By juxtaposing pieces of glass, worked metal and shards of broken mirror, the artist sketches a complex, sensitive interplay of light and transparency that envelops salvaged artifacts in both softness and preciousness, ultimately sending us back to alteration and rejection. Underpinned by an obvious impulse to repair, the works in the "Unfold Anemia" exhibition fundamentally reflect an internal conflict between existence and extinction.
Emma Passera examines her body in a post-traumatic temporality, enabling a semantic and transversal exploration of its conditioning, while prompting a contemplation of the aesthetic archetypes that govern it.
For "U cannot kill the poet, 2022", the artist takes a pair of Pole Dance heels and propels them onto a glass ceiling, provoking its breaking point. The chronology of a violent event seems to be suspended, leaving the ether body blocked, warned not to act at the risk of toppling into nothingness.
To understand Emma Passera's practice, we must embrace the unspeakable and the invisible. In this installation, the artist arranges for us the possibility of a passage into a metaphysical dimension. The space that remains between the glass plates creates an extension of the material, creating a dialogue between the gaps.
The bewitching trickle of light emanating from this island contrasts with its sharp edges. Emma Passera engages in the "practice of opposites", encouraging us to contemplate the beauty contained in danger and the strength in instability. The dichotomy finally sketches out a more general reflection on the anchoring points of resilience.
It is precisely with resilience that, following a period of consecutive anemias caused by endometriosis, the artist created a series of large-scale bas-reliefs entitled "Unfold Anemia", which also lends its name to this exhibition. Inspired by processes of metamorphosis, Emma Passera's pieces recall the decay of the body through the decay of metal.

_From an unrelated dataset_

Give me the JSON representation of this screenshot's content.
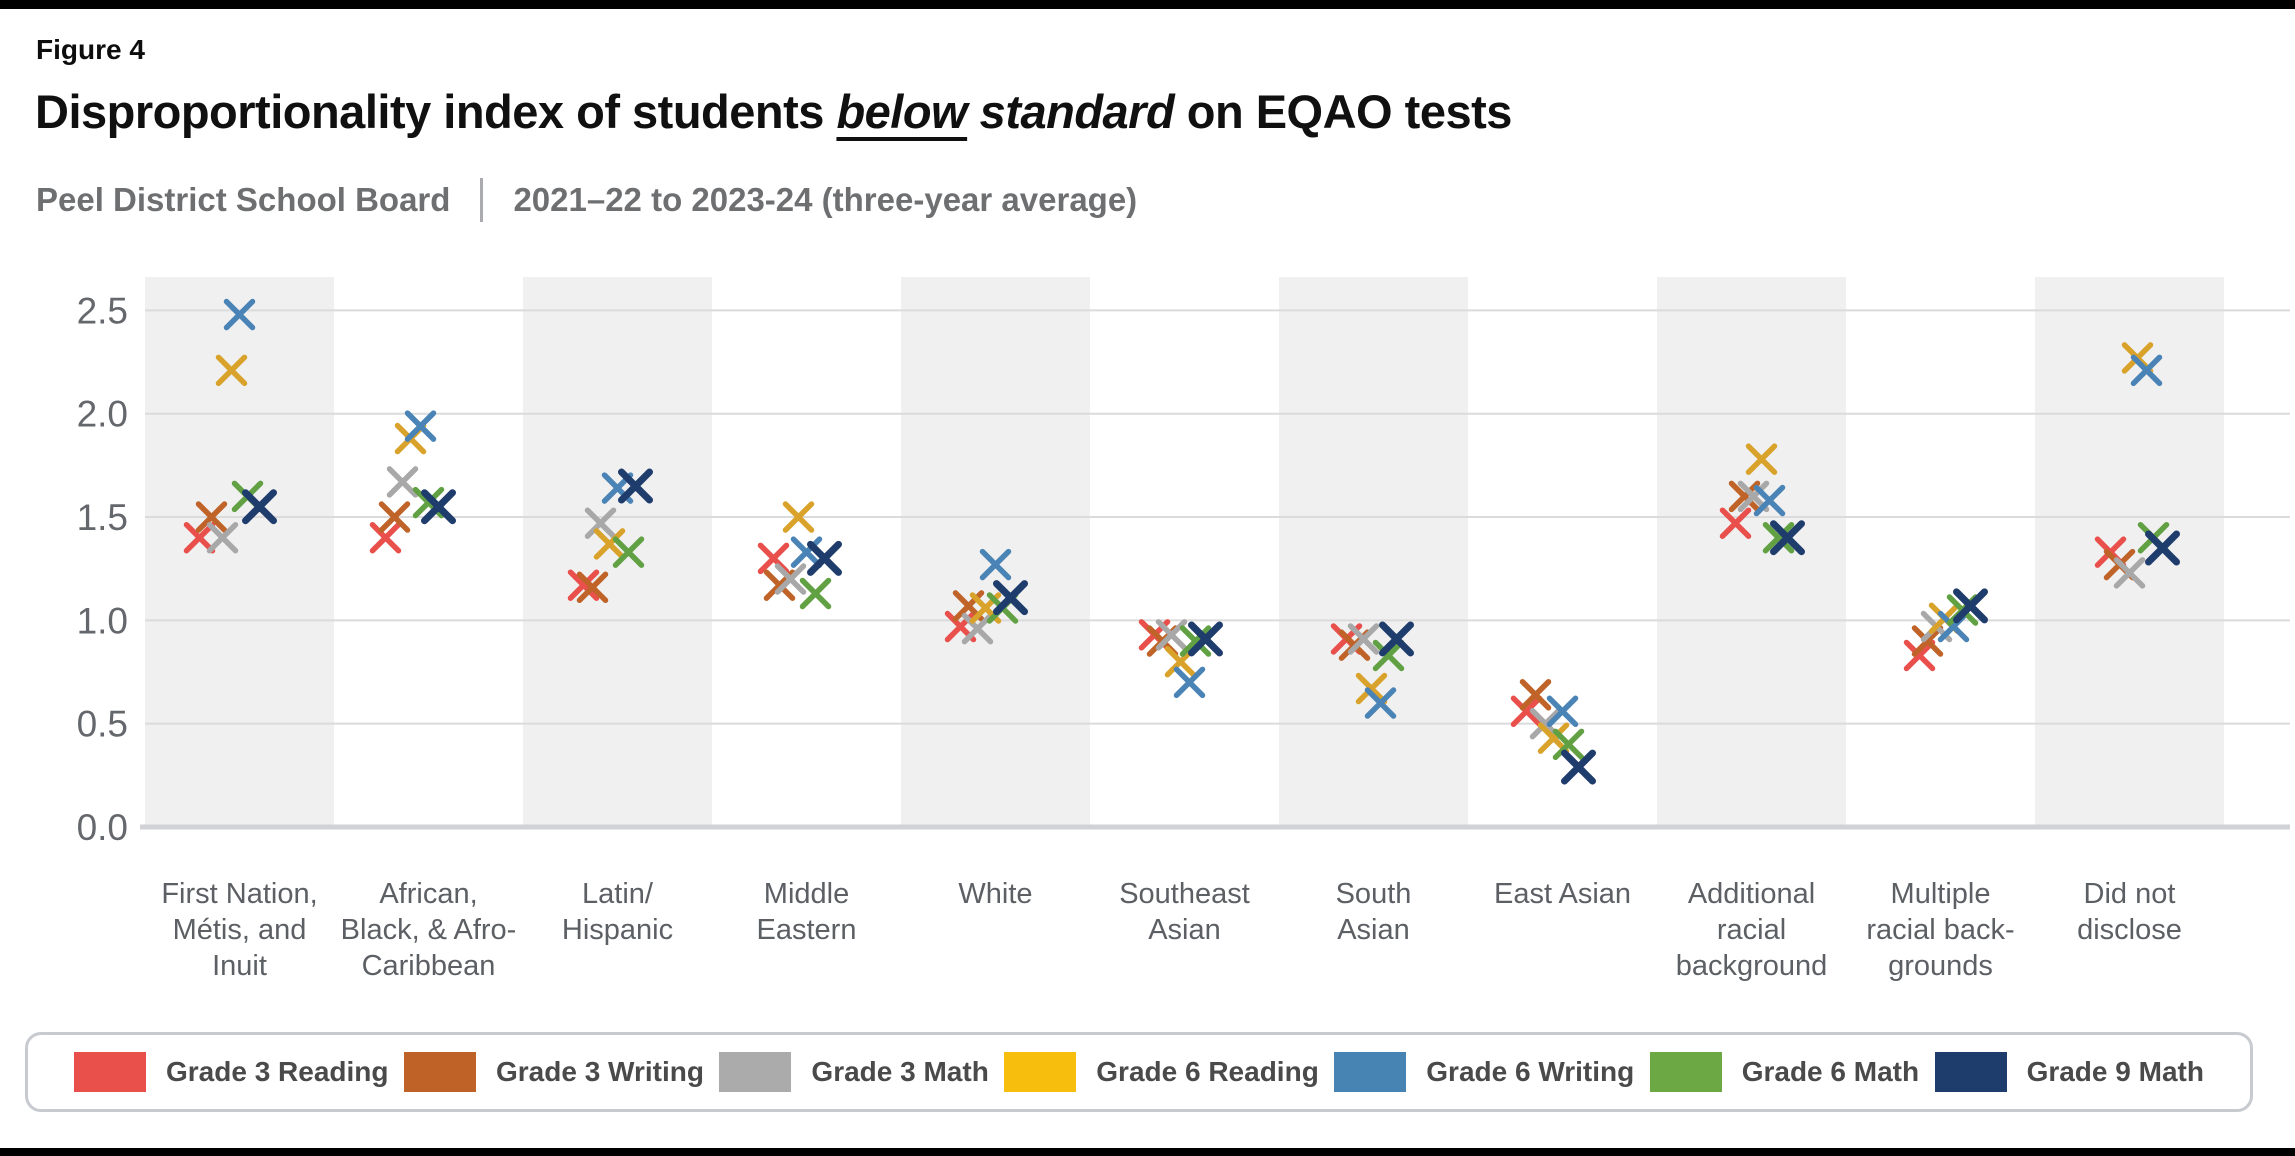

In the light of a prematurely interrupted genealogy, each bas-relief becomes a gateway to reflection on the body's refusal to submit to the primary role assigned to it.
By inserting mirrors into her installations, either in fragments in "U always hurt the one, U love the most, 2023" or entirely in "I dissociate, 2023", Emma Passera enables the public to integrate the work through its reflection.her reflection. We are thus invited to rethink our own complicity in the perpetuation of ideologies that condition the body.
Using a singular vocabulary of object and material, based on intuition as much as intention, Emma Passera's work is laden with references to the history of art. Moving between the sentimental ready-made initiated by Elsa von Freytag-Loringhoven, through organic abstraction and a form of minimalism where transparency, monochrome and industrial materials intersect, her practice may recall the work of contemporary artist Laura Lamiel, for example.
Emma Passera tackles essential issues of identity, though never articulated other than through sculpture, on a political scale, yet always absolutely personal, like a pocket of resistance coiled at the heart of the system, more implosive than explosive.
The exhibition "Unfold Anemia" functions as a disruptive space in an environment regarded by the artist as a set of cultural assignments and determinations from which his work must free him. Through this socio-psychological incursion, the creative process becomes an act of healing, reconstruction and self-affirmation, encouraging the public to engage in individual and collective reinvention.